Aposta no mercado de GLP-1
O principal gatilho de crescimento identificado pelo UBS é a entrada da Hypera no mercado de medicamentos GLP-1, amplamente utilizados no tratamento de diabetes e obesidade. A expectativa é que a empresa lance sua versão da semaglutida em 2026, aproveitando o vencimento de patentes que deve destravar um mercado potencial superior a R$ 16 bilhões no Brasil.
Além do GLP-1, a empresa deve se beneficiar de um ciclo mais amplo de expiração de patentes que permitirá a entrada em nichos de maior valor agregado. Estima-se que esse movimento possa ampliar o mercado endereçável da companhia em cerca de R$ 5 bilhões, consolidando sua posição como uma das principais players no segmento de genéricos e similares de alta complexidade.
Projeções financeiras e valorização
As estimativas apontam para um lucro líquido de R$ 1,9 bilhão em 2026, com salto para R$ 2,3 bilhões em 2027. Esses números sugerem que a ação estaria sendo negociada a múltiplos atrativos, situando-se entre 8 e 7 vezes o lucro esperado para os respectivos anos, o que, na visão do UBS, subestima o potencial de entrega da companhia.
O preço-alvo fixado em R$ 28 por ação reflete um otimismo contido, mas claro, em relação à capacidade de execução da gestão. A valorização implícita de 29,5% sugere que o mercado ainda aguarda sinais mais concretos de que a margem operacional se manterá resiliente frente à concorrência crescente de players globais e locais.
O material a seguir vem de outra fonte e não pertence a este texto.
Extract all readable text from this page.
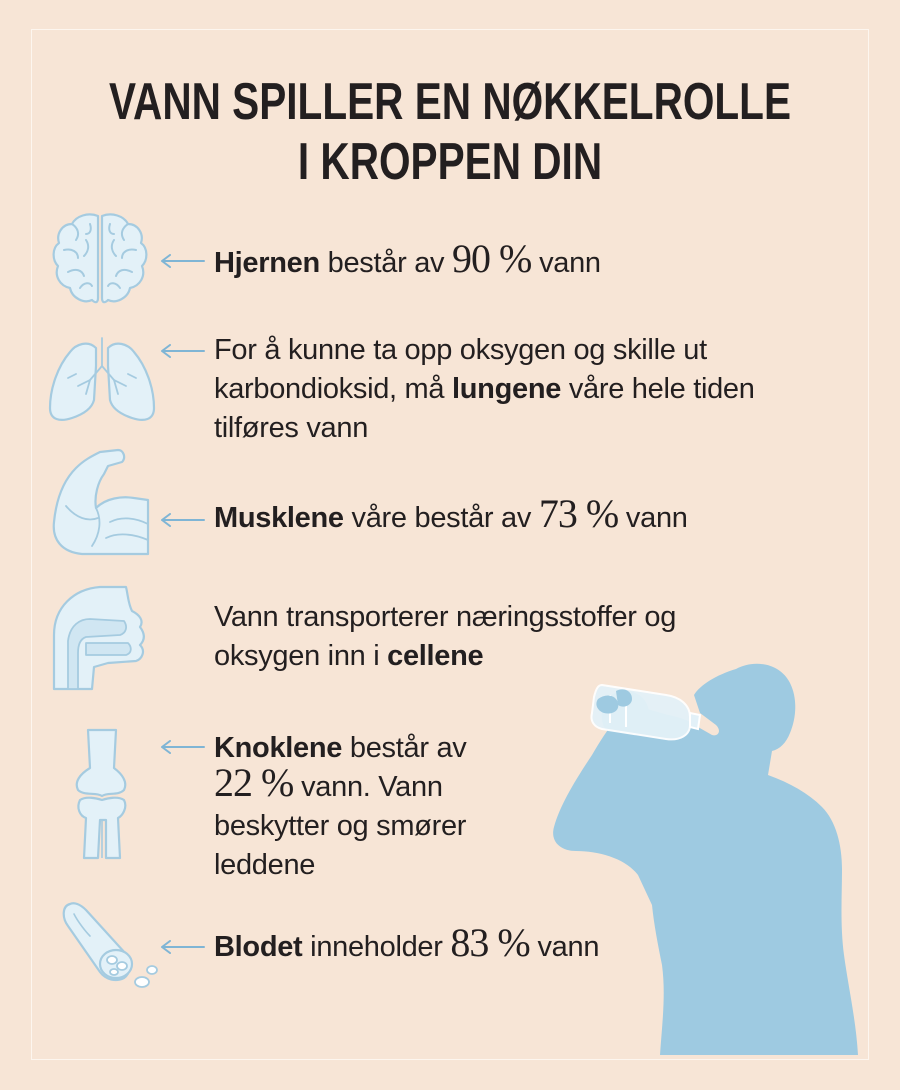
VANN SPILLER EN NØKKELROLLE
I KROPPEN DIN
Hjernen består av 90 % vann
For å kunne ta opp oksygen og skille ut
karbondioksid, må lungene våre hele tiden
tilføres vann
Musklene våre består av 73 % vann
Vann transporterer næringsstoffer og
oksygen inn i cellene
Knoklene består av
22 % vann. Vann
beskytter og smører
leddene
Blodet inneholder 83 % vann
Desafios e o que monitorar
Apesar do otimismo, a execução da estratégia de lançamento de medicamentos complexos permanece como o principal ponto de atenção. A transição para produtos de maior valor agregado, como a semaglutida, exige uma excelência operacional que será colocada à prova diante de um ambiente competitivo cada vez mais agressivo e regulado.
Os investidores devem observar de perto a velocidade de penetração desses novos lançamentos e a capacidade da empresa em manter o controle sobre o capital de giro. A sustentabilidade dos níveis de serviço e a eficácia da renovação de portfólio serão os termômetros para confirmar se a Hypera de fato iniciou um novo capítulo de crescimento consistente.
A mudança na recomendação do UBS coloca a Hypera em uma posição de destaque no setor farmacêutico, mas o sucesso dependerá da execução precisa em um mercado que não perdoa falhas de entrega. O mercado aguarda os próximos balanços para validar se a tese de normalização operacional se traduzirá em dividendos e valorização real.